The bill continues full funding for both the Market Access Program and Foreign Market Development Program at their authorized levels.
The specific reductions include: $119 million from the Wetland Reserve Program; $39 million from the Conservation Stewardship Program; $80 million from the Environmental Quality Incentives Program; and $134 million from the Biomass Crop Assistance Program. Some key program funding levels are $1.5 billion for PL480 Title II, an 11 percent reduction from FY 2010 and $199.5 million for McGovern-Dole Food for Education, a 5 percent reduction from FY 2010.

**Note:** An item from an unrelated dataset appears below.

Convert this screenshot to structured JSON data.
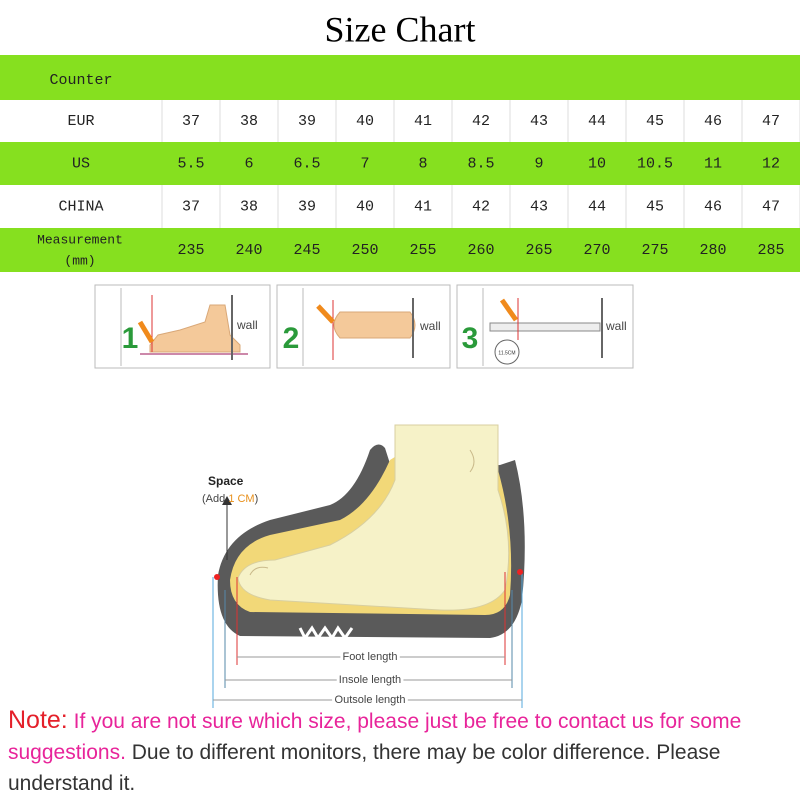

For agricultural research, the bill provides $2.353 billion for the National Institute on Food and Agriculture and the Agricultural Research Service, down 7 percent from FY 2010. This reduction is largely due to the elimination of appropriations earmarks for specific projects. The bill also cuts $35 million from the crop insurance performance-based premium discount program being developed by USDA's Risk Management Agency. The House of Representatives is expected to consider the FY 2011 continuing resolution tomorrow and Senate action is expected by Thursday.
It would also reduce funding for the Environmental Protection Agency by $1.6 billion, a 16 percent decrease.
USA Rice Federation and 21 other agricultural organizations wrote to House and Senate leaders last week urging no reductions to farm bill programs in the continuing resolution and that any proposed changes occur in the context of the farm bill debate.